AnonOps, LulzSec, & The Modalities Of nth Dimensional Conflict
|Credit: Perceivin da multi dimensions|
The genesis of this idea began with my first book in which I used the science fiction metaphor of a parallel universe to describe cyberspace: "a mysterious, invisible realm existing in parallel to the physical world, yet able to influence it in countless ways" (p.xiii). It's also why I've opposed the classification of cyberspace as a fifth warfighting domain. The Department of Defense as well as national and international law enforcement agencies have been relying upon traditional models to combat offensive cyber operations of all types with only marginal success. The information security community whose mission is to build software that protects private and government networks has failed miserably in executing that mission. In fact, some of their core principles such as publicizing vulnerability research may be causing more harm than good. The latest innovation is the rise of anarchist clusters like Anonymous and LulzSec who seemingly breach government and corporate websites at will. It has become clear to me that false assumptions about the battlespace have produced ineffective, possibly harmful defensive strategies and that we have to start fresh.
I've laid out some baseline principles that underlie recommended modalities or modes of action.
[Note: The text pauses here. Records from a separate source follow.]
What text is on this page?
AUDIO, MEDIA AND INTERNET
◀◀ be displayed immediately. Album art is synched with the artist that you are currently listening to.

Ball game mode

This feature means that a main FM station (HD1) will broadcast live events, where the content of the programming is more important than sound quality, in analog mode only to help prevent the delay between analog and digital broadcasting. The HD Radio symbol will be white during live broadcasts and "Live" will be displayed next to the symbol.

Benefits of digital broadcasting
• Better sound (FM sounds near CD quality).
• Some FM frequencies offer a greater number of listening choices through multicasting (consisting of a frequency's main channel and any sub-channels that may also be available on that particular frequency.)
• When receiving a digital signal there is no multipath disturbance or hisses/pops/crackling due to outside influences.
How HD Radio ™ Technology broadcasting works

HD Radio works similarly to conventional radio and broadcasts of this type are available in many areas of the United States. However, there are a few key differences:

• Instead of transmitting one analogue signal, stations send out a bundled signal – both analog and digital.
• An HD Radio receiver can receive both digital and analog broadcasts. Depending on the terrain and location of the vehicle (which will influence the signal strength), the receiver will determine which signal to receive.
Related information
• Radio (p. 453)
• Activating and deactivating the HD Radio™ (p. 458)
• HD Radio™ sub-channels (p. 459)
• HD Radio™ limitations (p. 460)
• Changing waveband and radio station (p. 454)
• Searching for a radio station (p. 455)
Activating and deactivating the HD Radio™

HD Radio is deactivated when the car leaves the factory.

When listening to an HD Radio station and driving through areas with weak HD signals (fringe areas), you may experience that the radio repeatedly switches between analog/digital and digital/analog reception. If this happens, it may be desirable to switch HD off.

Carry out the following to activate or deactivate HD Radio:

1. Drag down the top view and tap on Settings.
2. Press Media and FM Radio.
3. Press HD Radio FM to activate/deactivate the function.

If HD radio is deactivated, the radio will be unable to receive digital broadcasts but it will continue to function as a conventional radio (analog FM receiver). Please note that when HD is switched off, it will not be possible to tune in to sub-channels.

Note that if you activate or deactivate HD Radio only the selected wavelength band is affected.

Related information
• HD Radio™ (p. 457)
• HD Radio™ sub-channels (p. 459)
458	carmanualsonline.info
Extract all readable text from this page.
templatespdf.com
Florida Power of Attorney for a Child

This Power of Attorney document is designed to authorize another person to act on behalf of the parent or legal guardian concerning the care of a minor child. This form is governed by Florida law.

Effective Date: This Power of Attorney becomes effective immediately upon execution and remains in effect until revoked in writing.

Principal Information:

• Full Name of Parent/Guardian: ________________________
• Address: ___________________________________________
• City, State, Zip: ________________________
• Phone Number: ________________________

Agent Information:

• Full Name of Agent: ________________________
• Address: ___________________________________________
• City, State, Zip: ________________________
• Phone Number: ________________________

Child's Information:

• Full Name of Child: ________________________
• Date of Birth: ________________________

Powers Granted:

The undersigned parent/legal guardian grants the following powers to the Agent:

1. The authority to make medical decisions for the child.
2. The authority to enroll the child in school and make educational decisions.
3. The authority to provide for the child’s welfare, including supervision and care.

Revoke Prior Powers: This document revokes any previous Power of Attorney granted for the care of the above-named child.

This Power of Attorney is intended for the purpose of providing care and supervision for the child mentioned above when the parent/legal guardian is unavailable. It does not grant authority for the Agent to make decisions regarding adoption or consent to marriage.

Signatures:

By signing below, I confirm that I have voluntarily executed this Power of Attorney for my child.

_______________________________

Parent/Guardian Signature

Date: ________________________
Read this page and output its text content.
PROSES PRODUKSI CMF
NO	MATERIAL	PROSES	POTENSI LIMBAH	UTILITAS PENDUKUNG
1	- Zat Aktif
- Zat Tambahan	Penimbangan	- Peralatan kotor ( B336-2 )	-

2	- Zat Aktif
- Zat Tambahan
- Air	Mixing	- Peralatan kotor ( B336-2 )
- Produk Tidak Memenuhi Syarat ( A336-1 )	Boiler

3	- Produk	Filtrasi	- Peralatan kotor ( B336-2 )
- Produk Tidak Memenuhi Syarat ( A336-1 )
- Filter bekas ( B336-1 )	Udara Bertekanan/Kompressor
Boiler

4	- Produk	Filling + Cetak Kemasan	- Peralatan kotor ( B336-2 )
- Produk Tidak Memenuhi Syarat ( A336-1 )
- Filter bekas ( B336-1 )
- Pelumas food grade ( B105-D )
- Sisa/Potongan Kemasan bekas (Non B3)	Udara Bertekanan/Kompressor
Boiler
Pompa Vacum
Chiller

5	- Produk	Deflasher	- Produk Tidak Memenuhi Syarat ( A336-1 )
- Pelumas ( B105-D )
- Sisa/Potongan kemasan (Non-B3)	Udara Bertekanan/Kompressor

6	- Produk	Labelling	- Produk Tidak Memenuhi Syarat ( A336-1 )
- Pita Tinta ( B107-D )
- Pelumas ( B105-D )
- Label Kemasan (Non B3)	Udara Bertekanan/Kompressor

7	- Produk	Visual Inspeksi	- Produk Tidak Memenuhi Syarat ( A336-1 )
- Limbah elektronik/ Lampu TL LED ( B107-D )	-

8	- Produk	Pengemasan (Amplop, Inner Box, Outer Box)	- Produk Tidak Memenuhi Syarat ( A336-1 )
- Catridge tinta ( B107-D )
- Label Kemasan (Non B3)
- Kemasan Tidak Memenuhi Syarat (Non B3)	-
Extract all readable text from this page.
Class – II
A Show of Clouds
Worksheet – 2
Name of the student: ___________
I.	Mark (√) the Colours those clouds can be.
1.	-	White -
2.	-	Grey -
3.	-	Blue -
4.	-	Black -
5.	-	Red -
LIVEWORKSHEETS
In addition to my own interest in Complexity theory and Quantum physics, my thinking in this area has been greatly influenced by a research paper published by JASON in November, 2010: "Science of Cyber Security".
- Cyberspace is an artificially constructed environment that is only loosely tied to the physical universe and is not constrained by three dimensional space, therefore there are few apriori constraints on either the attackers or the defenders.
- It is not possible to definitively measure a level of security as it applies to the general operation of information systems (JASON).
- Uncertainty and randomness favor the adversary, therefore defenders must implement components of randomness and uncertainty as part of a network defense strategy
- Since it isn't possible to anticipate every type of attack, the defender must become a competitor to the adversary and continually attack his own system "in the hopes of finding heretofore undiscovered attacks" before the adversary does.
- Transparency such as commercial anti-virus systems and InfoSec research favors the adversary. Secrecy favors the defender.
- For the adversary, trust is more important than identity. Since the Internet favors anonymity by design, defenders may achieve more success by breaching an adversary's trust loop than identifying who the adversary is.
I intend for this project to evolve into something more tangible in relatively short order but I don't expect it to be well-received. There's a lot of money invested (and being made) in the current flawed model and there's no scientific method that can be applied to the field of cybersecurity to help persuade skeptics. Absent scientific evidence, the best reason for corporate executives, military planners, and government policy makers to force themselves to explore and consider alternate paradigms like this one is the rapidly growing popularity of anarchistic hacker crews like LulzSec who will continue to thrive in the antiquated security environment that we've created up until this point. It's time to not only change the game, but the dimensional universe that the game is played in. Yes, we can do that in cyberspace.